I think it all rather affirms McWhorter's view that the radicalization of the civil rights movement did nothing to resolve the crises, and that the crises were less drastic than presumed by apologists of the riots. Certaintly, everyone agrees that better economic conditions were the fundamental cure. McWhorter seems to say that that solution was well on the way prior to 1968, and was halted, so far as the inner city goes, by the welfare state. Wilkins punts when he takes on McWhorter on this point:

...And Watts and the explosions that followed helped fuel a conservative backlash that undermined the massive effort needed to address the problems it exposed.

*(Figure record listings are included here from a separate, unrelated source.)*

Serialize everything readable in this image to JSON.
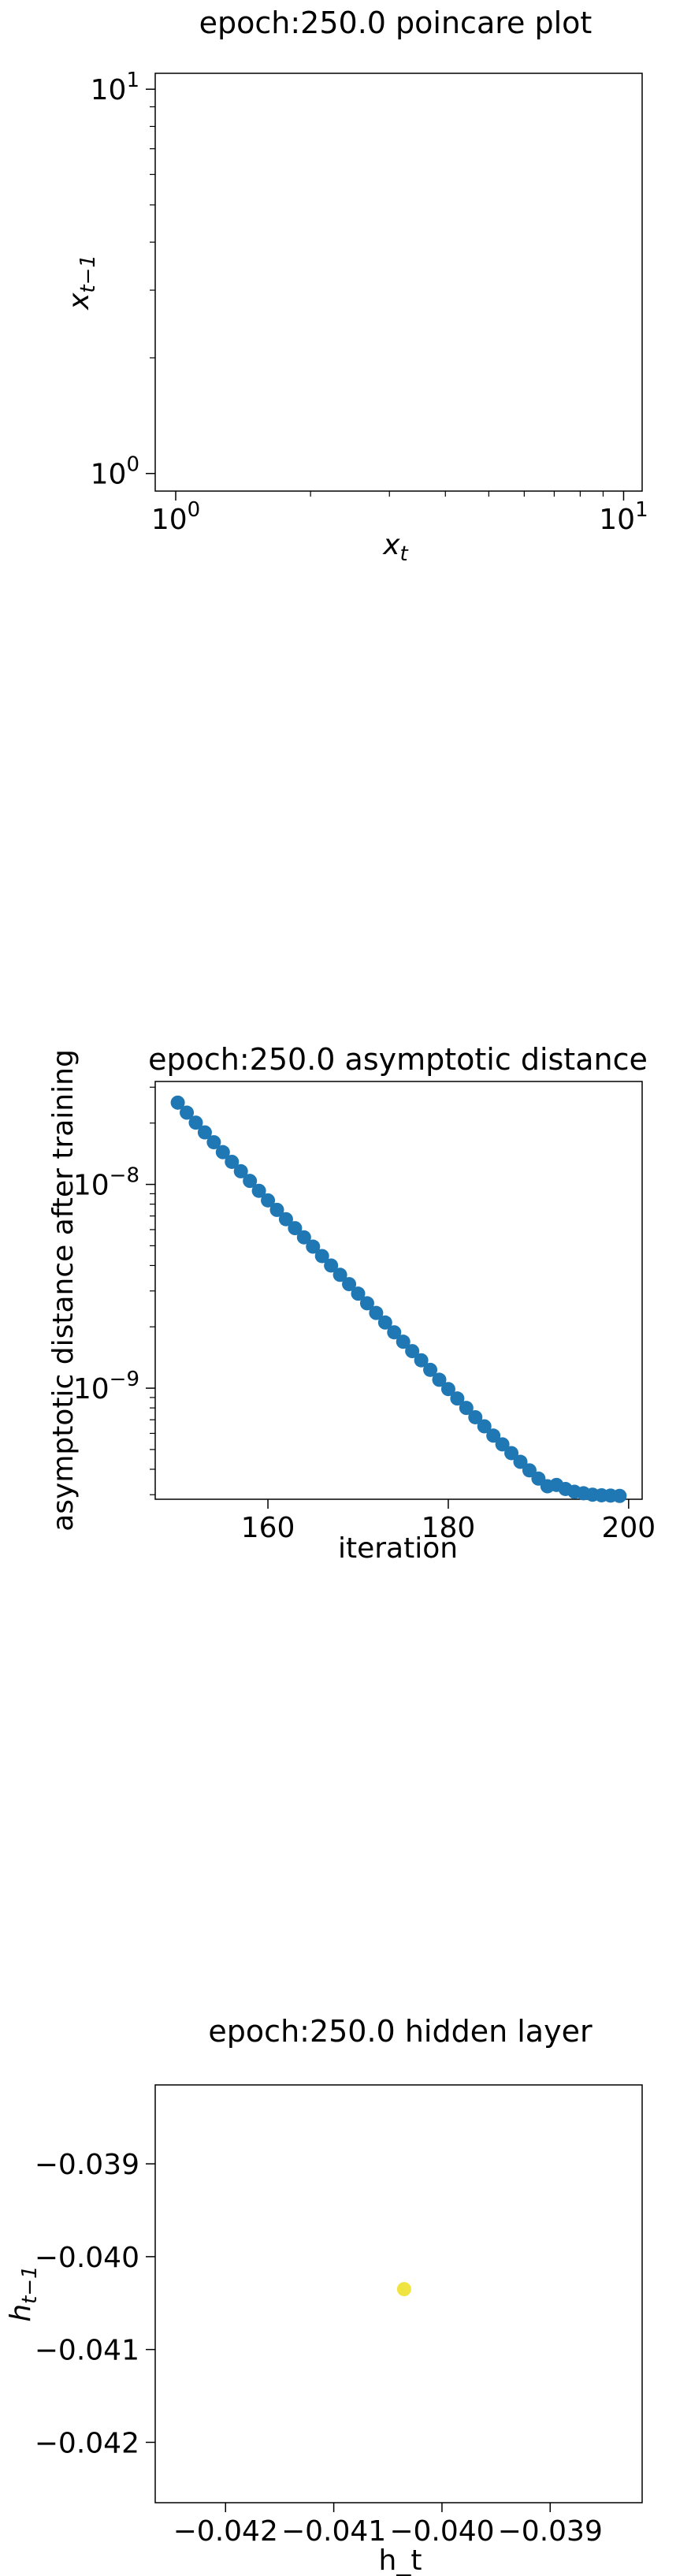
{
  "chart_data": [
    {
      "type": "scatter",
      "title": "epoch:250.0 poincare plot",
      "xlabel": "x",
      "xlabel_sub": "t",
      "ylabel": "x",
      "ylabel_sub": "t−1",
      "xscale": "log",
      "yscale": "log",
      "xlim": [
        0.9,
        11
      ],
      "ylim": [
        0.9,
        11
      ],
      "xticks": [
        {
          "value": 1,
          "base": "10",
          "exp": "0"
        },
        {
          "value": 10,
          "base": "10",
          "exp": "1"
        }
      ],
      "yticks": [
        {
          "value": 1,
          "base": "10",
          "exp": "0"
        },
        {
          "value": 10,
          "base": "10",
          "exp": "1"
        }
      ],
      "grid": false,
      "x": [],
      "y": []
    },
    {
      "type": "scatter",
      "title": "epoch:250.0 asymptotic distance",
      "xlabel": "iteration",
      "ylabel": "asymptotic distance after training",
      "yscale": "log",
      "xlim": [
        147.5,
        201.5
      ],
      "ylim": [
        2.85e-10,
        3.2e-08
      ],
      "xticks": [
        {
          "value": 160,
          "label": "160"
        },
        {
          "value": 180,
          "label": "180"
        },
        {
          "value": 200,
          "label": "200"
        }
      ],
      "yticks": [
        {
          "value": 1e-09,
          "base": "10",
          "exp": "−9"
        },
        {
          "value": 1e-08,
          "base": "10",
          "exp": "−8"
        }
      ],
      "grid": false,
      "color": "#1f77b4",
      "x": [
        150,
        151,
        152,
        153,
        154,
        155,
        156,
        157,
        158,
        159,
        160,
        161,
        162,
        163,
        164,
        165,
        166,
        167,
        168,
        169,
        170,
        171,
        172,
        173,
        174,
        175,
        176,
        177,
        178,
        179,
        180,
        181,
        182,
        183,
        184,
        185,
        186,
        187,
        188,
        189,
        190,
        191,
        192,
        193,
        194,
        195,
        196,
        197,
        198,
        199
      ],
      "y": [
        2.52e-08,
        2.25e-08,
        2.01e-08,
        1.8e-08,
        1.61e-08,
        1.44e-08,
        1.29e-08,
        1.16e-08,
        1.04e-08,
        9.3e-09,
        8.35e-09,
        7.5e-09,
        6.75e-09,
        6.1e-09,
        5.5e-09,
        4.95e-09,
        4.45e-09,
        4e-09,
        3.6e-09,
        3.24e-09,
        2.91e-09,
        2.61e-09,
        2.34e-09,
        2.1e-09,
        1.88e-09,
        1.69e-09,
        1.52e-09,
        1.37e-09,
        1.23e-09,
        1.1e-09,
        9.9e-10,
        8.9e-10,
        8e-10,
        7.2e-10,
        6.5e-10,
        5.85e-10,
        5.3e-10,
        4.8e-10,
        4.35e-10,
        3.95e-10,
        3.6e-10,
        3.3e-10,
        3.35e-10,
        3.2e-10,
        3.1e-10,
        3.05e-10,
        3e-10,
        2.98e-10,
        2.97e-10,
        2.96e-10
      ]
    },
    {
      "type": "scatter",
      "title": "epoch:250.0 hidden layer",
      "xlabel": "h_t",
      "ylabel": "h",
      "ylabel_sub": "t−1",
      "xlim": [
        -0.04265,
        -0.03815
      ],
      "ylim": [
        -0.04265,
        -0.03815
      ],
      "xticks": [
        {
          "value": -0.042,
          "label": "−0.042"
        },
        {
          "value": -0.041,
          "label": "−0.041"
        },
        {
          "value": -0.04,
          "label": "−0.040"
        },
        {
          "value": -0.039,
          "label": "−0.039"
        }
      ],
      "yticks": [
        {
          "value": -0.042,
          "label": "−0.042"
        },
        {
          "value": -0.041,
          "label": "−0.041"
        },
        {
          "value": -0.04,
          "label": "−0.040"
        },
        {
          "value": -0.039,
          "label": "−0.039"
        }
      ],
      "grid": false,
      "color": "#f0e442",
      "x": [
        -0.04035
      ],
      "y": [
        -0.04035
      ]
    }
  ]
}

The Watts legacy is not about tinkering with welfare policy. As the Kerner Commission warned us 2 1/2 years after the riots (a warning soon to be all but forgotten), the problem comes from a place deep inside the American soul. The profound damage done to unlucky blacks trapped in poverty and to whites trapped in indifference or bigotry will still require an enormous amount of sustained American will and decency to correct. That is the real legacy of Watts.
He's kidding himself. You think he could learn anything from Booker Washington?
22 posted on 08/25/2005 7:30:20 PM PDT by nicollo (All economics are politics.)